Pearu Peterson pearu at cens.ioc.ee
Fri Sep 28 03:26:53 EDT 2007


Robert Kern wrote:
> David Cournapeau wrote:
>> Perry Greenfield wrote:
>>> On Sep 25, 2007, at 11:43 AM, David M. Cooke wrote:
>>>
>>>   
>>>> "Pearu Peterson" <pearu at cens.ioc.ee> writes:
>>>>     
>>>>> On Tue, September 25, 2007 5:57 pm, David M. Cooke wrote:
>>>>>       
>>>>>> $ python setupegg.py bdist_egg
>>>>>> Running from numpy source directory.
>>>>>> ********************************************************
>>>>>> WARNING!WARNING!WARNING!WARNING!WARNING!WARNING!WARNING!
>>>>>> [etc.]
>>>>>>         
>>>>> This is a warning message. It does not break code.
>>>>>       
>>>> When a supported method of building throws up a huge warning, I
>>>> consider that broken ;-)
>>>>     
>>> Let me echo this. I'm not sure what all the recent discussion on the  
>>> fixes has left this particular issue but I think there needs to be  
>>> some way to deal with this (either a way to suppress the message or  
>>> handle things differently). This kind of warning is not going to be  
>>> helpful to those that download software that uses numpy. They won't  
>>> know what it means and won't know what to do about it.
>>>   
>> While I agree with you, AFAIK, this appears only in svn. If you download 
>> from svn, you are accepting the higher possibility of something being 
>> broken, in my opinion.
> 
> Well yes, but eventually we will cut a release. If we don't think the warning
> should be in the release, we should remove it from SVN.

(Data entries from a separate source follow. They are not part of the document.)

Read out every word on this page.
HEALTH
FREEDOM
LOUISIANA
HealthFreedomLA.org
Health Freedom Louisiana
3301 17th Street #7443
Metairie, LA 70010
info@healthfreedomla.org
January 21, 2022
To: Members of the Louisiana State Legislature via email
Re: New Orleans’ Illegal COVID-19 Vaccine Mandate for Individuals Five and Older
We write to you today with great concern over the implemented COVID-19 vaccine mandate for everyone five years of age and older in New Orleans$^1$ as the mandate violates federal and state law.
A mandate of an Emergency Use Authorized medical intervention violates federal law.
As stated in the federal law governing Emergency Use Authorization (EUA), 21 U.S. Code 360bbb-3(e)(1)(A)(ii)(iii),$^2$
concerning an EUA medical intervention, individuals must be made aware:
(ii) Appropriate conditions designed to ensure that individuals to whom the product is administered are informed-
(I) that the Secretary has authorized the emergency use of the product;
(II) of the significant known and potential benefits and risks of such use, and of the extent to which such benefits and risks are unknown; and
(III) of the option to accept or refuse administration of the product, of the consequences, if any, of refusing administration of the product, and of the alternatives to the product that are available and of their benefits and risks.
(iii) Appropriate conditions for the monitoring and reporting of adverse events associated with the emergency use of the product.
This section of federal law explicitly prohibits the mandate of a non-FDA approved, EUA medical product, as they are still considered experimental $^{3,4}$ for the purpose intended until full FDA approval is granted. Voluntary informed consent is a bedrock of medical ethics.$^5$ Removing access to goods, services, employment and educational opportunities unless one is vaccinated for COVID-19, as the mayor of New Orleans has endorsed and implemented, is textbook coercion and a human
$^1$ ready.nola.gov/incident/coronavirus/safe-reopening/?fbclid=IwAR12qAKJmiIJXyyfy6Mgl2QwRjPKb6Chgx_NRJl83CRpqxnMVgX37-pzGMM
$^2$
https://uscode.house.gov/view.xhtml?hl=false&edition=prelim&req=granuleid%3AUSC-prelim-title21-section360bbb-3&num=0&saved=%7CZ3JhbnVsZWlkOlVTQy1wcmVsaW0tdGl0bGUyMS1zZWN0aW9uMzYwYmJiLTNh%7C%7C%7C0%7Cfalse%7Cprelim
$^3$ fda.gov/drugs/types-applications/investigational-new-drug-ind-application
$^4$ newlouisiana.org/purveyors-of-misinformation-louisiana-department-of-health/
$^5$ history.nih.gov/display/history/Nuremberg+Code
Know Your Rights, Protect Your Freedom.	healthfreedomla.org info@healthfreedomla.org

I think issuing such warnings is useful for developers as
quite often one writes a code into a big system without being
able to test the code with all practical corner cases.
numpy.distutils is an example.

So, this kind of a warning is like a mild assertion failure
that should draw other developers attention that the code
might do (or not do) something that is different what they
have assumed. But the code will still run. If nobody will see
the warning, then the new code is (may be) safe. If other developers
see the warning then that means that they should work together
to remove the cause of possible issues from the start.

Given issue is a prefect example of this kind of situation
that captures possible problems in the development state
rather than from users feedback that may have very long
time span.

I think we should practice this kind of warnings more often.

When making a release, such warnings should be disabled
(read: removed when the issue is resolved).